As a baby boomer, I found the insights offered about my generation at a recent conference a bit embarrassing.
I was with 400-plus people at the “Boomers and Civic Engagement: Opportunities and Challenges” conference at the Minneapolis Convention Center. Attendees were mostly nonprofit leaders searching for ideas to attract boomer volunteers; as boomers near retirement age, they offer a large pool of potential help.
Marketing consultant and author Margaret Mark told the audience that boomers don’t seem to have a sense of obligation or duty to volunteer. Instead, boomers might choose to help. “And they want to be recognized and appreciated at every turn.”
So how do nonprofits attract boomers? Bottom line, said Mark: Sell volunteering as a new experience. “The most important insight we can gather from the marketplace is that boomers buy experience. They crave experience.”
(Think Peace Corps, she said. “Within all that idealism and optimism is a mega-hit of experience.”)
Mark showed an ad she helped develop for a retired and senior volunteer program. It reframed volunteering around pleasure, experience and fun, she said. A photo showed a smiling man with his arms around two young children, with the tag line: “Volunteering: Think of it as a face-lift for your spirit.”
Demand rises as volunteer numbers decline
Elizabeth Pederson was probably typical of those attending. She supervises Catholic Charities’ senior dining sites and Meals on Wheels programs in the St. Cloud Diocese, and she is getting a double whammy.
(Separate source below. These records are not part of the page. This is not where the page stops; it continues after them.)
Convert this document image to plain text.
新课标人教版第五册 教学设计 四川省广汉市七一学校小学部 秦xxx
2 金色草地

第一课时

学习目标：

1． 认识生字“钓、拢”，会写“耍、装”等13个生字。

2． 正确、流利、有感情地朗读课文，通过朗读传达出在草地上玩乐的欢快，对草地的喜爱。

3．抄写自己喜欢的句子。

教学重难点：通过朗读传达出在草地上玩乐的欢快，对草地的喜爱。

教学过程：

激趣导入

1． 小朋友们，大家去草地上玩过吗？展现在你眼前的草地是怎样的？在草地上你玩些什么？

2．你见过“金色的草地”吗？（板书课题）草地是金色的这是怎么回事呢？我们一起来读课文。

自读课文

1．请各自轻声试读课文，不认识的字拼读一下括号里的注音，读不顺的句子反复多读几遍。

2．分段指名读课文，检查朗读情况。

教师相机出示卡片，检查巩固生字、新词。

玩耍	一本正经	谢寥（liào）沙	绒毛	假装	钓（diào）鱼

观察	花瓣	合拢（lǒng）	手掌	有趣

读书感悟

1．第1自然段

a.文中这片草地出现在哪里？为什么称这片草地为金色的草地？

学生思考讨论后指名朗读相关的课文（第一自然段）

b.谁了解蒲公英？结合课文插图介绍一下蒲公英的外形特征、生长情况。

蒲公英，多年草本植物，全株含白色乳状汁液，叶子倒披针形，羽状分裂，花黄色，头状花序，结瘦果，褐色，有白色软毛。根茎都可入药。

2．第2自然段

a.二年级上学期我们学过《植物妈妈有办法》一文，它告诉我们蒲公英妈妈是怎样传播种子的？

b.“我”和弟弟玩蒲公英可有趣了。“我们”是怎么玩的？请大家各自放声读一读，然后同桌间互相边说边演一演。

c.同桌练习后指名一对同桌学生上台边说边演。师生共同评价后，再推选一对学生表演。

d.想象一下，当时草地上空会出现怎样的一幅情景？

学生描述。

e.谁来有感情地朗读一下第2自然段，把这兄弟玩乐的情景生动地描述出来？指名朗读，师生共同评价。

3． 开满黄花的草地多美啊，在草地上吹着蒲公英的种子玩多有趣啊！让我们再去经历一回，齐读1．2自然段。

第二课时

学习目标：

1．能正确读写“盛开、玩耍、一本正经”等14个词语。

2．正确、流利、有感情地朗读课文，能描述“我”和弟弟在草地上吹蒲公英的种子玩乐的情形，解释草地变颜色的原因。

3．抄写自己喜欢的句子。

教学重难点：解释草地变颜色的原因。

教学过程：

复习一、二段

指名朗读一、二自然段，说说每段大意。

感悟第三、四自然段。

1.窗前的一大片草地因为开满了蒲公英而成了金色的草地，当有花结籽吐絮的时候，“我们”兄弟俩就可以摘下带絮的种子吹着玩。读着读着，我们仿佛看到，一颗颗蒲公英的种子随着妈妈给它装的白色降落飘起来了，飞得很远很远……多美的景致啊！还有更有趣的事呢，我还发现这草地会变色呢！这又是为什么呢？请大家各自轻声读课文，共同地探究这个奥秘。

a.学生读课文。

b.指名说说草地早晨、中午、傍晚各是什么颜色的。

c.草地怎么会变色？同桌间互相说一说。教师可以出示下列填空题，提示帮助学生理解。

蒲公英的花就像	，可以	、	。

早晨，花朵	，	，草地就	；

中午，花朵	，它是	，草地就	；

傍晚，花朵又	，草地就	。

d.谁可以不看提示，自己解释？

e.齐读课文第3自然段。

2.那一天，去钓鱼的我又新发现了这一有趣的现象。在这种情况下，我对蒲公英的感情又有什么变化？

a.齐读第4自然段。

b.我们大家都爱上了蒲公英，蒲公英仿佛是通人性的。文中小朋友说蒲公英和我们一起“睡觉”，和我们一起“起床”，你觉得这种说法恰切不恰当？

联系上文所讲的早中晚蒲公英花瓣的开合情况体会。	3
Demand for services is up as the population ages, and her traditional volunteers are scarcer as they get older and frailer.
“Some of our volunteers are older than the people they are delivering to,” said Pederson, whose programs depend on more than 1,000 volunteers at multiple sites.
Conference attendees got a chance to brainstorm how to boost boomer volunteering, and ideas abounded.
Judy Treharne, vice president of organizational development for Fairview Red Wing Health Services, said some 55- to 65-year-old boomers have enough money to retire and volunteer but don’t retire because they need the health insurance associated with their jobs. Speaking for herself, she floated the idea of creating a health-insurance pool across nonprofits, so those who volunteer a certain number of hours could buy in at affordable rates.
Bonnie Esposito, executive director of AccountAbility Minnesota, and Eva Treuer, volunteer programs manager for Neighbors, Inc., suggested a Parade of Nonprofits similar to a Parade of Homes. The idea: Encourage people to recruit members of their social network (extended family, church members) and arrange a tour of nonprofits to see what is available.
Donna Osterbauer, volunteer services coordinator for HealthPartners and Regions Hospital, suggested volunteer job sharing. She’s already doing it. Her emergency-room volunteers have each others’ names and phone numbers; if they need to switch days, they call each other.
“It helps with retention,” Osterbauer said. “It works with their schedule.”
Mary Quirk, volunteer resources leadership project manager for the Minnesota Association for Volunteer Administrators (MAVA), suggested a social networking site where volunteers would post their skills and nonprofits could seek them out. (The Corporation for National and Community Service already does it for AmeriCorps volunteers, Quirk said.)
Spreading the word
MAVA and the Vital Aging Network (VAN) are leading the conference follow-up. They are both part of the Invisible Force, a nonprofit collaborative promoting volunteering.
Quirk said MAVA would hold two symposiums around the state to share ideas from the conference with other nonprofits. (The times and places are to be determined; one will be in St. Cloud.) MAVA will follow the symposiums with smaller, regional workshops. (Watch the web site.)
Tom Hyder, VAN coordinator, said VAN would review the research and ideas from the conference and gather Invisible Force agencies to work on the next steps. Other members are: AARP, Hands On Twin Cities, Mentoring Partnership of Minnesota, The Minnesota Alliance With Youth, ServeMinnesota, Twin Cities Public Television, and the Volunteer Centers of Minnesota.
The Harvard School of Public Health and the MetLife Foundation sponsored the conference, which was the third one nationally, following New York City and Miami.
Sibyl Jacobson, MetLife Foundation’s president and chief executive officer, said Minnesota was chosen because it has been a bellwether of innovation in civic involvement and it has a strong nonprofit community.